Wage inequality decreased significantly in the Russian Federation over the 2000s. The economic expansion experienced throughout the decade led to an improvement in social indicators, with a large reduction in poverty rates and an increase in higher education. In this context, wage inequality showed a sharp decline, with the Gini index on labor income decreasing by 18 percent between 2002 and 2012. Using data from the Russian Longitudinal Monitoring Survey, this paper documents the reduction in wage inequality and explores potential factors behind the trend. The analysis uses a decomposition technique proposed by Fortin, Lemieux, and Firpo (2011) to disentangle the main drivers behind changes in the wage distribution. The results suggest that wage structure effects are more important than composition effects for explaining changes in wage inequality.
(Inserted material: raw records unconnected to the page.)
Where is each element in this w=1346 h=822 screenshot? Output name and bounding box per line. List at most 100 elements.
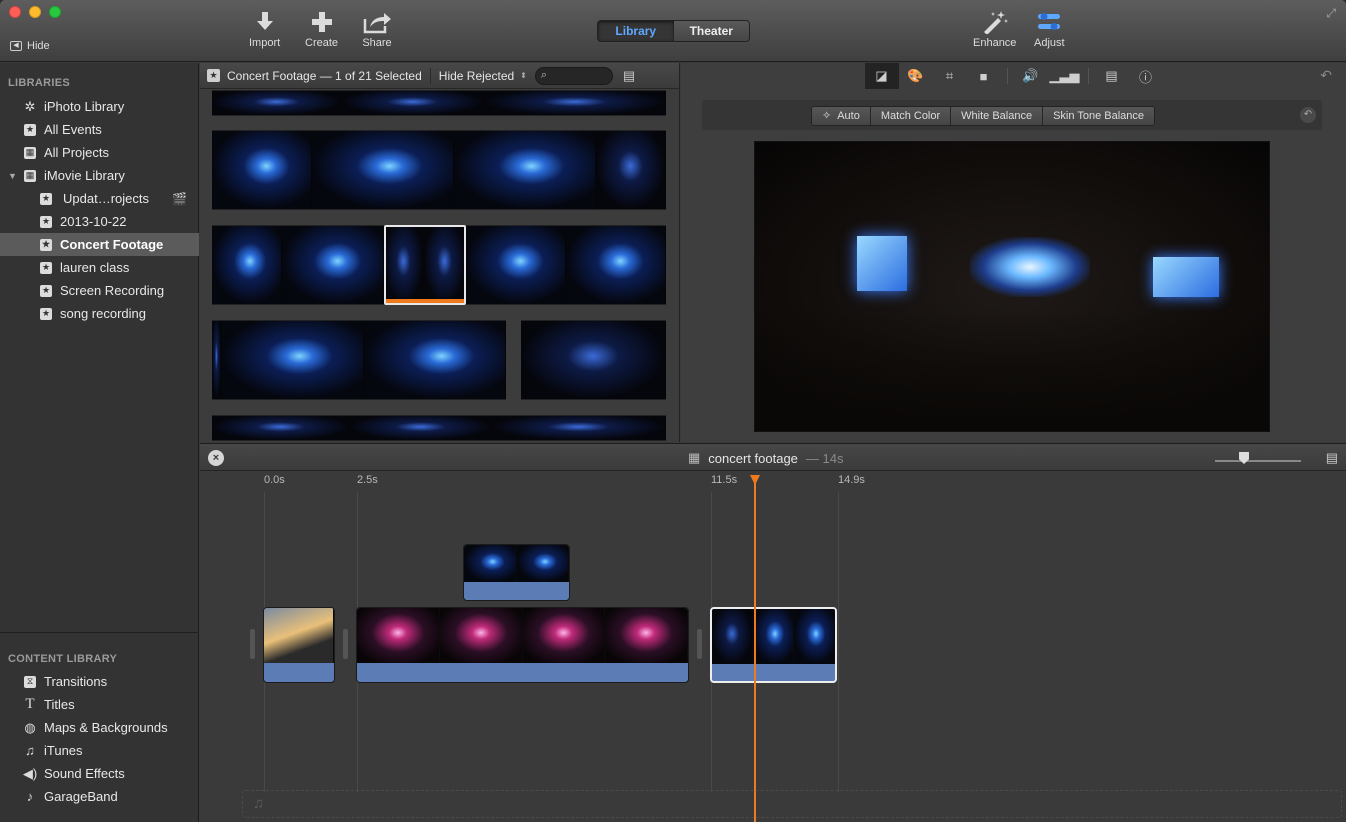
concert-clip-pink[interactable]: [356, 607, 689, 683]
sidebar-item-updated-projects[interactable]: ★ Updat…rojects 🎬: [0, 187, 199, 210]
timeline-settings-icon[interactable]: ▤: [1326, 450, 1338, 466]
browser-header: ★ Concert Footage — 1 of 21 Selected Hid…: [200, 63, 679, 89]
color-correction-icon[interactable]: 🎨: [899, 63, 933, 89]
hide-label: Hide: [27, 40, 50, 52]
cutaway-clip[interactable]: [463, 544, 570, 601]
filmstrip-clip[interactable]: [212, 130, 666, 210]
titles-icon: T: [25, 696, 35, 712]
content-item-titles[interactable]: T Titles: [0, 693, 199, 716]
timecode-label: 11.5s: [711, 474, 738, 486]
viewer: ◪ 🎨 ⌗ ■ 🔊 ▁▃▅ ▤ ⓘ ↶ ✧ Auto Match Color Wh…: [681, 63, 1346, 442]
clip-handle[interactable]: [250, 629, 255, 659]
timecode-label: 14.9s: [838, 474, 865, 486]
timeline[interactable]: 0.0s 2.5s 11.5s 14.9s: [200, 472, 1346, 822]
crop-icon[interactable]: ⌗: [933, 63, 967, 89]
sidebar-item-lauren-class[interactable]: ★ lauren class: [0, 256, 199, 279]
concert-clip-selected[interactable]: [710, 607, 837, 683]
sidebar-divider: [0, 632, 199, 633]
volume-icon[interactable]: 🔊: [1014, 63, 1048, 89]
preview-stage-lights: [970, 237, 1090, 297]
info-icon[interactable]: ⓘ: [1129, 63, 1163, 89]
filmstrip-clip[interactable]: [212, 320, 506, 400]
sidebar-item-iphoto-library[interactable]: ✲ iPhoto Library: [0, 95, 199, 118]
skin-tone-balance-button[interactable]: Skin Tone Balance: [1043, 107, 1155, 125]
search-field[interactable]: ⌕: [534, 66, 613, 85]
plus-icon: [311, 12, 332, 32]
grid-icon: ▦: [24, 169, 36, 182]
clip-handle[interactable]: [343, 629, 348, 659]
share-button[interactable]: Share: [362, 10, 392, 49]
filmstrip-clip[interactable]: [521, 320, 666, 400]
zoom-slider-knob[interactable]: [1239, 452, 1249, 464]
clip-filter-icon[interactable]: ▤: [1095, 63, 1129, 89]
zoom-slider-track[interactable]: [1215, 460, 1301, 462]
hide-libraries-button[interactable]: ◀ Hide: [10, 40, 50, 52]
star-icon: ★: [207, 69, 220, 82]
music-note-icon: ♫: [253, 795, 265, 812]
globe-icon: ◍: [24, 719, 36, 735]
create-button[interactable]: Create: [305, 10, 338, 49]
equalizer-icon[interactable]: ▁▃▅: [1048, 63, 1082, 89]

Institutional factors, such as minimum wage policies and changes in the returns to employment in different sectors and types of firms as well as the reduction of the skill premium, emerge as the most relevant factors for explaining changes in the wage structure.


Joao Pedro Azevedo, Paula Calvo, Minh Nguyen, Josefina Posadas (2015). “Kyrgyz Republic : Social Sectors at a Glance”. Social Protection and Labor Discussion Paper, No. 1505.

Abstract

Traditional benchmarks to assess performance rely on unconditional rankings or regional averages. This paper uses a recently developed methodology based on quantile regressions and initial conditions to propose alternative benchmarks for social sectors in Kyrgyz Republic. Covering a wide set of indicators, the analysis reveals mixed results for Kyrgyz Republic. The country has made important strides in many social areas, with outstanding results in reducing child mortality and undernourishment. However, other areas are still key challenges and demand further attention and resources, as evidenced by the underachievement in maternal mortality, educational performance, and increasing informality in labor markets.